Tatiana and Her Priceless and Peerless Paintings
An Arte Agora story from the streets of Charlotte
We first noticed Tatiana’s cart, filled with beautifully drafted paintings on canvas. Her expressionist portraits were both technically adept and emotionally compelling. The work spoke to us before we even met her.



Despite the dearth of posted Arte Agora in Charlotte, NC, it was amazing to find Tatiana, a practicing Arte Agora artist in that city. If you’re new here, Arte Agora is art made, placed, or sold in the public way and Tatiana makes and sells art in public.
After my initial visual tour of the art in her cart, I was very drawn to this painting (below) and was hoping I could purchase it from her.

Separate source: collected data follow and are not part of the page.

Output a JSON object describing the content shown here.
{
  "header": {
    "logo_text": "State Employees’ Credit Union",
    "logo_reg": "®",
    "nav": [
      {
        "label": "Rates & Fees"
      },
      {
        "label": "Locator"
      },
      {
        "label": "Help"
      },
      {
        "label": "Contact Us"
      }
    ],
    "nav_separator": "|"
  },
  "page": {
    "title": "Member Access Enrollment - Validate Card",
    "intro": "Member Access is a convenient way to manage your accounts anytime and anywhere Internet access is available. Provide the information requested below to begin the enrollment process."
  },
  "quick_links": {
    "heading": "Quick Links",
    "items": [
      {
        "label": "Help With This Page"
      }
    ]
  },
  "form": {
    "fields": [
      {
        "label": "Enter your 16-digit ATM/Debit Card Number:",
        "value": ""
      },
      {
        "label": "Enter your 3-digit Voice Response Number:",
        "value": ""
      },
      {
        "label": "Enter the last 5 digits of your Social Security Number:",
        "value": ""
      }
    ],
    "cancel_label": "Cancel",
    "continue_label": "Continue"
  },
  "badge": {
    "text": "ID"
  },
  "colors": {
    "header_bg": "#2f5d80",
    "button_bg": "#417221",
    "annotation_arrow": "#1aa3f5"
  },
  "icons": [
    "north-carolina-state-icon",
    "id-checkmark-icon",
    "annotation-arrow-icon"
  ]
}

I located Tatiana inside a coffee shop adjacent to her cart (with the kind help of another coffee shop denizen), where she sat drawing. I was holding the hand-selected painting when I approached her, and in Russian-inflected English, she asked why I had touched it. I explained that I wanted to buy the painting, but she told me it was priceless, and not for sale.
Two days later, Dan saw her again, and this time, rather than touch any of her work, he simply handed her money and said he would like to buy some of her art. Once again, the art in her cart was off limits, but she gave an address of where to meet her in a couple of hours and said we could pick out something.


Turns out, Tatiana is pretty well known in Charlotte: the young man who pointed her out in the coffee shop; the woman I spoke to after I met Tatiana at her place and selected the two-sided piece above, who said that Tatiana had been living in the neighborhood for nearly 20 years, because she often saw Tatiana when she came to visit her grandmother; and this article Dan found from 2015 in The Charlotte Observer about Tatiana and her art, and how “she gives all of the money from the purchase of her art to the homeless community,” while she herself is unhoused.
On the corner of some public property, she lives in a tent sort of lean-to with an amazing hand-painted tri-fold cardboard “screen” that serves as the door. I did not take photos because that felt far too intrusive on her personal space. But meeting her at her spot, I also then understood why she brings her “priceless” canvases with her as she slowly makes her way through the city of Charlotte.
They go with her, so that she can safeguard them, so that the work she holds most dear is always near.